Sabahattin Ali'nin öykülerinin konuları Asım Bezirci tarafından ayrıntılı biçimde sınıflandırılmıştır. Bu konular; aşk, köy ve köylüler, işçiler, hastane ve doktorlar, cezaevi ve tutuklular, aydınlar ve yöneticiler... biçimindedir.
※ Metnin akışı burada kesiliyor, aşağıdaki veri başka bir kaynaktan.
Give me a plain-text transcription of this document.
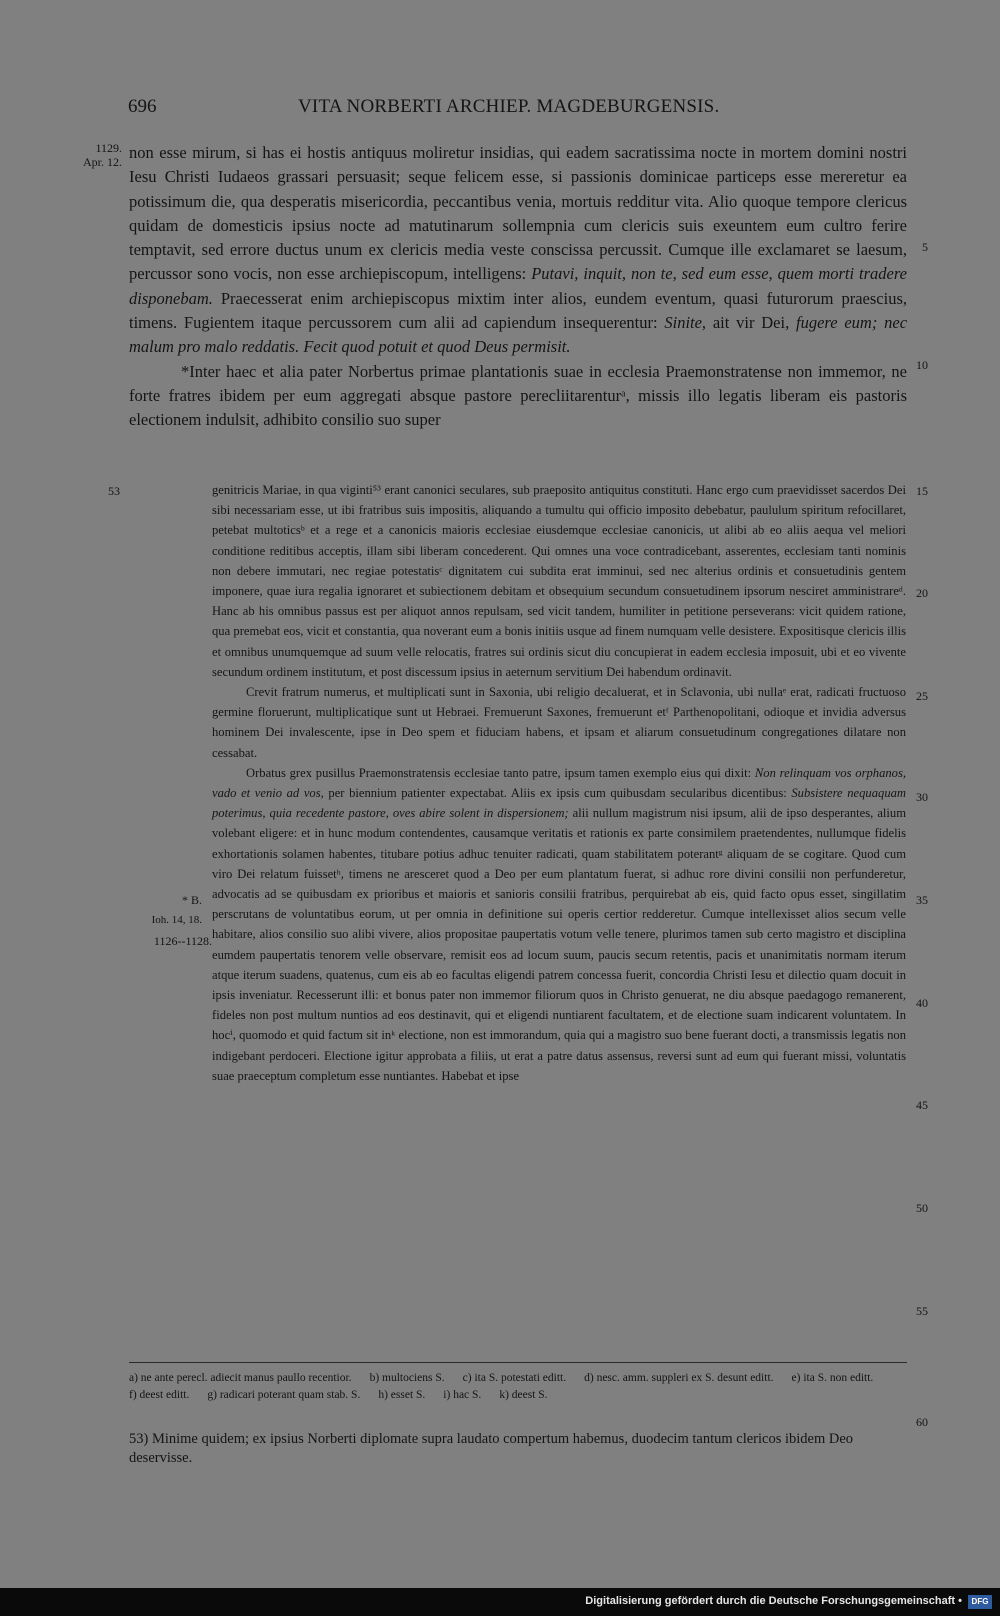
696	VITA NORBERTI ARCHIEP. MAGDEBURGENSIS.
1129.
Apr. 12.
53
* B.
Ioh. 14, 18.
1126--1128.
5
10
15
20
25
30
35
40
45
50
55
60

non esse mirum, si has ei hostis antiquus moliretur insidias, qui eadem sacratissima nocte in mortem domini nostri Iesu Christi Iudaeos grassari persuasit; seque felicem esse, si passionis dominicae particeps esse mereretur ea potissimum die, qua desperatis misericordia, peccantibus venia, mortuis redditur vita. Alio quoque tempore clericus quidam de domesticis ipsius nocte ad matutinarum sollempnia cum clericis suis exeuntem eum cultro ferire temptavit, sed errore ductus unum ex clericis media veste conscissa percussit. Cumque ille exclamaret se laesum, percussor sono vocis, non esse archiepiscopum, intelligens: Putavi, inquit, non te, sed eum esse, quem morti tradere disponebam. Praecesserat enim archiepiscopus mixtim inter alios, eundem eventum, quasi futurorum praescius, timens. Fugientem itaque percussorem cum alii ad capiendum insequerentur: Sinite, ait vir Dei, fugere eum; nec malum pro malo reddatis. Fecit quod potuit et quod Deus permisit.

*Inter haec et alia pater Norbertus primae plantationis suae in ecclesia Praemonstratense non immemor, ne forte fratres ibidem per eum aggregati absque pastore perecliitarenturᵃ, missis illo legatis liberam eis pastoris electionem indulsit, adhibito consilio suo super

genitricis Mariae, in qua viginti⁵³ erant canonici seculares, sub praeposito antiquitus constituti. Hanc ergo cum praevidisset sacerdos Dei sibi necessariam esse, ut ibi fratribus suis impositis, aliquando a tumultu qui officio imposito debebatur, paululum spiritum refocillaret, petebat multoticsᵇ et a rege et a canonicis maioris ecclesiae eiusdemque ecclesiae canonicis, ut alibi ab eo aliis aequa vel meliori conditione reditibus acceptis, illam sibi liberam concederent. Qui omnes una voce contradicebant, asserentes, ecclesiam tanti nominis non debere immutari, nec regiae potestatisᶜ dignitatem cui subdita erat imminui, sed nec alterius ordinis et consuetudinis gentem imponere, quae iura regalia ignoraret et subiectionem debitam et obsequium secundum consuetudinem ipsorum nesciret amministrareᵈ. Hanc ab his omnibus passus est per aliquot annos repulsam, sed vicit tandem, humiliter in petitione perseverans: vicit quidem ratione, qua premebat eos, vicit et constantia, qua noverant eum a bonis initiis usque ad finem numquam velle desistere. Expositisque clericis illis et omnibus unumquemque ad suum velle relocatis, fratres sui ordinis sicut diu concupierat in eadem ecclesia imposuit, ubi et eo vivente secundum ordinem institutum, et post discessum ipsius in aeternum servitium Dei habendum ordinavit.

Crevit fratrum numerus, et multiplicati sunt in Saxonia, ubi religio decaluerat, et in Sclavonia, ubi nullaᵉ erat, radicati fructuoso germine floruerunt, multiplicatique sunt ut Hebraei. Fremuerunt Saxones, fremuerunt etᶠ Parthenopolitani, odioque et invidia adversus hominem Dei invalescente, ipse in Deo spem et fiduciam habens, et ipsam et aliarum consuetudinum congregationes dilatare non cessabat.

Orbatus grex pusillus Praemonstratensis ecclesiae tanto patre, ipsum tamen exemplo eius qui dixit: Non relinquam vos orphanos, vado et venio ad vos, per biennium patienter expectabat. Aliis ex ipsis cum quibusdam secularibus dicentibus: Subsistere nequaquam poterimus, quia recedente pastore, oves abire solent in dispersionem; alii nullum magistrum nisi ipsum, alii de ipso desperantes, alium volebant eligere: et in hunc modum contendentes, causamque veritatis et rationis ex parte consimilem praetendentes, nullumque fidelis exhortationis solamen habentes, titubare potius adhuc tenuiter radicati, quam stabilitatem poterantᵍ aliquam de se cogitare. Quod cum viro Dei relatum fuissetʰ, timens ne aresceret quod a Deo per eum plantatum fuerat, si adhuc rore divini consilii non perfunderetur, advocatis ad se quibusdam ex prioribus et maioris et sanioris consilii fratribus, perquirebat ab eis, quid facto opus esset, singillatim perscrutans de voluntatibus eorum, ut per omnia in definitione sui operis certior redderetur. Cumque intellexisset alios secum velle habitare, alios consilio suo alibi vivere, alios propositae paupertatis votum velle tenere, plurimos tamen sub certo magistro et disciplina eumdem paupertatis tenorem velle observare, remisit eos ad locum suum, paucis secum retentis, pacis et unanimitatis normam iterum atque iterum suadens, quatenus, cum eis ab eo facultas eligendi patrem concessa fuerit, concordia Christi Iesu et dilectio quam docuit in ipsis inveniatur. Recesserunt illi: et bonus pater non immemor filiorum quos in Christo genuerat, ne diu absque paedagogo remanerent, fideles non post multum nuntios ad eos destinavit, qui et eligendi nuntiarent facultatem, et de electione suam indicarent voluntatem. In hocⁱ, quomodo et quid factum sit inᵏ electione, non est immorandum, quia qui a magistro suo bene fuerant docti, a transmissis legatis non indigebant perdoceri. Electione igitur approbata a filiis, ut erat a patre datus assensus, reversi sunt ad eum qui fuerant missi, voluntatis suae praeceptum completum esse nuntiantes. Habebat et ipse

a) ne ante perecl. adiecit manus paullo recentior. b) multociens S. c) ita S. potestati editt. d) nesc. amm. suppleri ex S. desunt editt. e) ita S. non editt.
f) deest editt. g) radicari poterant quam stab. S. h) esset S. i) hac S. k) deest S.

53) Minime quidem; ex ipsius Norberti diplomate supra laudato compertum habemus, duodecim tantum clericos ibidem Deo deservisse.

Digitalisierung gefördert durch die Deutsche Forschungsgemeinschaft •	DFG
Sabahattin Ali ilk öykülerinde aşka daha fazla yer verir ve bu aşklar romantik ve bireysel bir tarzda ele alınır. Değirmen, Viyolonsel, Kırlangıçlar, Kurtarılamayan Şaheser gibi öyküler bu tarz öyküleri arasındadır. Öteki kitaplarındaki Hanende Melek, Hasanboğuldu ve Sırça Köşk içindeki Bir Aşk Masalı aşk öyküleri olarak değerlendirilebilir.
Sabahattin Ali köy ve köylüleri de tüm renkleri ve çelişkileri ile işlemiş bir öykücüdür: Bir Orman Hikayesi, Candarma Bekir, Kanal, Kağnı'daki Kağnı, Kamyon, Kafa Kağıdı; Ses'teki Sıcak Su, Ses, Yeni Dünya'daki Ayran, Sulfata, Sırça Köşk içindeki Çirkince bu tarz öykülerindendir. Bir Orman Hikayesinde egemen güçler ile köylülerin çelişkisi bir direniş öyküsü biçiminde işlenir. Sermayedarın ormanı kesmesi karşısında köylünün direnişi öykünün dramatik yapısını oluşturur. Kanal'da ağa-köylü çelişkisini işlerken, Ayran'da topraksız, aç, sefil insanları anlatır. Sabahattin Ali'nin öykülerinde işçiler, köylülere göre oldukça azdır; çünkü o yıllarda Türkiye'de fabrika işçiliği yaygın bir olgu değildir. Az sayıda da olsa Apartman, Uyku, Portakal, Millet Yutmuyor öyküleri bu bölüme dahil edilebilir.
Doktorlar ve hastaneleri ele aldığı öykülerinde aydınlarla halk arasındaki uçurumu gösterir. Yeni Dünya içinde Sulfata; Sırça Köşk'te Böbrek, Cankurtaran öyküleri bunlardan sayılabilir. Özellikle Sulfata'da sıtmaya tutulmuş köylü kadına kinin verilmemesini, yetki ve iktidar sahibi olanların halka bakışını alaylamalı ve taşlayıcı bir dille işler.
Cezaevi ve tutuklular konusunda Sabahattin Ali'nin deneyimleri yoğundur. 1931, 1932 ve 1948'de olmak üzere üç kez hapse giren yazar buradaki gözlem ve izlenimlerini öykü sanatının estetik formları içinde yeniden dönüştürür. Bu öyküler arasında en dikkate değer olanının Duvar, Çaydanlık gibi öyküleri olduğu belirtilir.
Aydınlar ve yöneticiler konusunda birçok öykü yazmıştır. Değirmen'de Bir Siyah Fanila için, Kağnı'da Fikir Arkadaşı, Sırça Köşk'te Beyaz Bir Gemi gibi öykülerinde Anadolu'ya giden aydınların çevreyi yadırgaması, çevreyle uyum sağlayamayıp büyük kentlere kaçışı ya da birbirleriyle çıkar çatışmaları anlatılır. Sabahattin Ali aydınların ülke sorunlarına sırt çeviren, bencil, halktan uzak kişiler olmalarını eleştirir.